The Day My Grandfather Was a Hero by Paulus Hochgatterer translated by Jamie Bulloch
The story unfolds more from a series of impressions than plot and, although I found it an easy read, I probably had less idea than Nelli what was going on. There were dead sons and purloined paintings; I assumed the latter stolen from Jewish collections, but I might have been wrong. Okay, but not my kind of book. Thanks to publishers MacLehose Press for my review copy.
Finding Soutbek by Karen Jennings
Pieter, the mayor, has grown up among these destitute people, but now keeps his distance. Like many who have overcome inherent disadvantage, he disdains them as much as the white people (among whom he now lives) do. His ambitions for the town are primarily to improve the prospects of his family; alas, he cannot see that his gentrified son looks down on him, while his wife (whom he rescued from extreme poverty while abandoning her parents and siblings) would rather have love and friendship than yet more rooms added to the house.

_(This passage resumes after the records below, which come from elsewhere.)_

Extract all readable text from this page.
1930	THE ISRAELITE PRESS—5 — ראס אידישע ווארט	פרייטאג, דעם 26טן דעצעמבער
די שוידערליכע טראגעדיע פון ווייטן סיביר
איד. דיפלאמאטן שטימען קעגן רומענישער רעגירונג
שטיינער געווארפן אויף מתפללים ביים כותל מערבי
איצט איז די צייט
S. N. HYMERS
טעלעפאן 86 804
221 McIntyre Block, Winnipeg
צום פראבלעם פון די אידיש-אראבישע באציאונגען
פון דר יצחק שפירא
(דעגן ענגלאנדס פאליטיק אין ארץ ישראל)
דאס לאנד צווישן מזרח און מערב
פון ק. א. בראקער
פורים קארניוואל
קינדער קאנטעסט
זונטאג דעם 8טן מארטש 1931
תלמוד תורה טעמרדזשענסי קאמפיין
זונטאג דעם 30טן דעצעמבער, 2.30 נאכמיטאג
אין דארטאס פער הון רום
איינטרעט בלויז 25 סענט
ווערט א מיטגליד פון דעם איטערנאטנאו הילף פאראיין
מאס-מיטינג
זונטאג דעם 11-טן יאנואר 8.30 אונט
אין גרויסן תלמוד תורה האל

So when a girl arrives from elsewhere, Anna, hitherto a misfit, finds a soulmate. Together they begin to read a recently published book, co-authored by Pieter and a retired white historian who built an academic platform on justifying apartheid. Purportedly based on the diaries of a 17th-century Dutch explorer, its aim is not to educate, but to bring kudos – and tourists – to the town. As another character comes to understand, history was not about dates and people. It was about mastery: the mastery of others and the mastery of land (p139).